Ethics in Treating Infectious Diseases: Tuskegee, Guatemala, and Their Legacies
Help Received: Syphilis Module Readings
Ian Horkan
Infectious diseases have a significant and destructive potential to wreak havoc on human populations. As a result, there is a significant drive in the field of medicine to eradicate or effectively neutralize the most prevalent or debilitating of these diseases. However, significant ethical challenges are posed when scientists and medical professionals attempt to confront these diseases. One ethical issue that is presented by infectious diseases is the balance of the needs of the individual vs. the needs of the population. For example, with regards to vaccines there is an ethical issue with violating the rights of an individual and requiring mandatory vaccination for the greater benefit of the population. While this will likely help defend a population against the disease, but it also can subject individuals to complications to vaccines as well as violate their individual right to determine if they want to get the vaccine or not. In addition, mandatory quarantine of individuals can affect many of their rights to freedom of movement and their right against unjust imprisonment but said quarantine will also likely help the population avoid the disease. Another ethical issue that arises from combating infectious disease is that it can often come with an unfair bias against immigrants. This likely comes from the fact that outside populations are perceived as ringing in new diseases, a trend observed after European migration to the New World devastated native populations. There are significant ethical challenges that come with combating infectious disease.
In particular, the Tuskegee Syphilis Study is a clear depiction of ethical compromise in favor of scientific results when studying diseases, one that would have lasting effects on the African-American community. Starting in 1932 the USPHS started a study of 400 African American men who had syphilis. What was originally only supposed to be an 8-month study turned into one that spanned 40 years. Throughout this, the men were never informed that they were being withheld from normal care, an issue that came to a head when drugs that could have cured their syphilis were developed. In addition, the men were told that they were receiving treatment for their syphilis when they were not. One way that Tuskegee was rationalized was that treatments available in 1932 were dangerous, despite evidence showing the opposite. Defenders of the study also claim that subjects of the study would not have received any better treatment if they had not been a part of the study, and that morbidity and mortality rates remained constant. Finally, defenders try to assert that there was no concept in the United States in 1932 about informed consent, however there is evidence of medical codes dating back to 1907 and it does not excuse the USPHS for continuing the study long after the concept of informed consent was established. Morally, one of the most striking things that was unethical about the Tuskegee study was the lack of informed consent, in addition to the fact that subjects were subjected to harm with no clear benefit available.

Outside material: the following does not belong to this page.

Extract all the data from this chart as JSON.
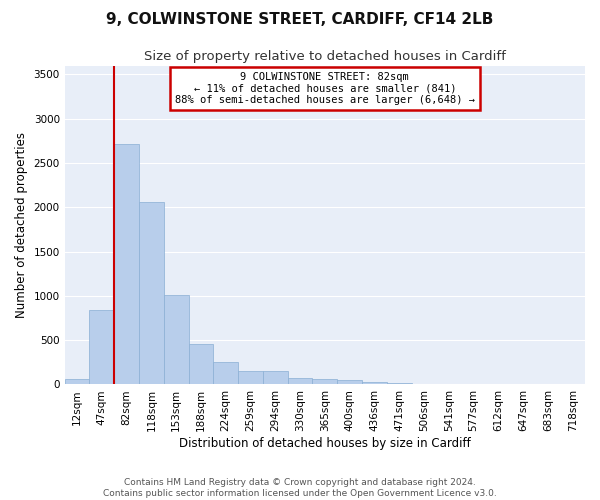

The legacies of the Tuskegee Syphilis Study have had a significant impact on the African-American Community, particularly in how they perceive the medical community. One particular impact is the distrust it sowed in the African-American community of doctors, possibly reducing life expectancy by 1.4 years. In addition, African-American reluctance to turn to public health officials due to the lasting social effects of Tuskegee have fueled a tuberculosis in nearby Marion. Distrust has also fueled a reluctance of African-Americans to participate in biomedical studies. The lasting effects of Tuskegee have impacted public health officials and doctors ability to interact with the African-American population.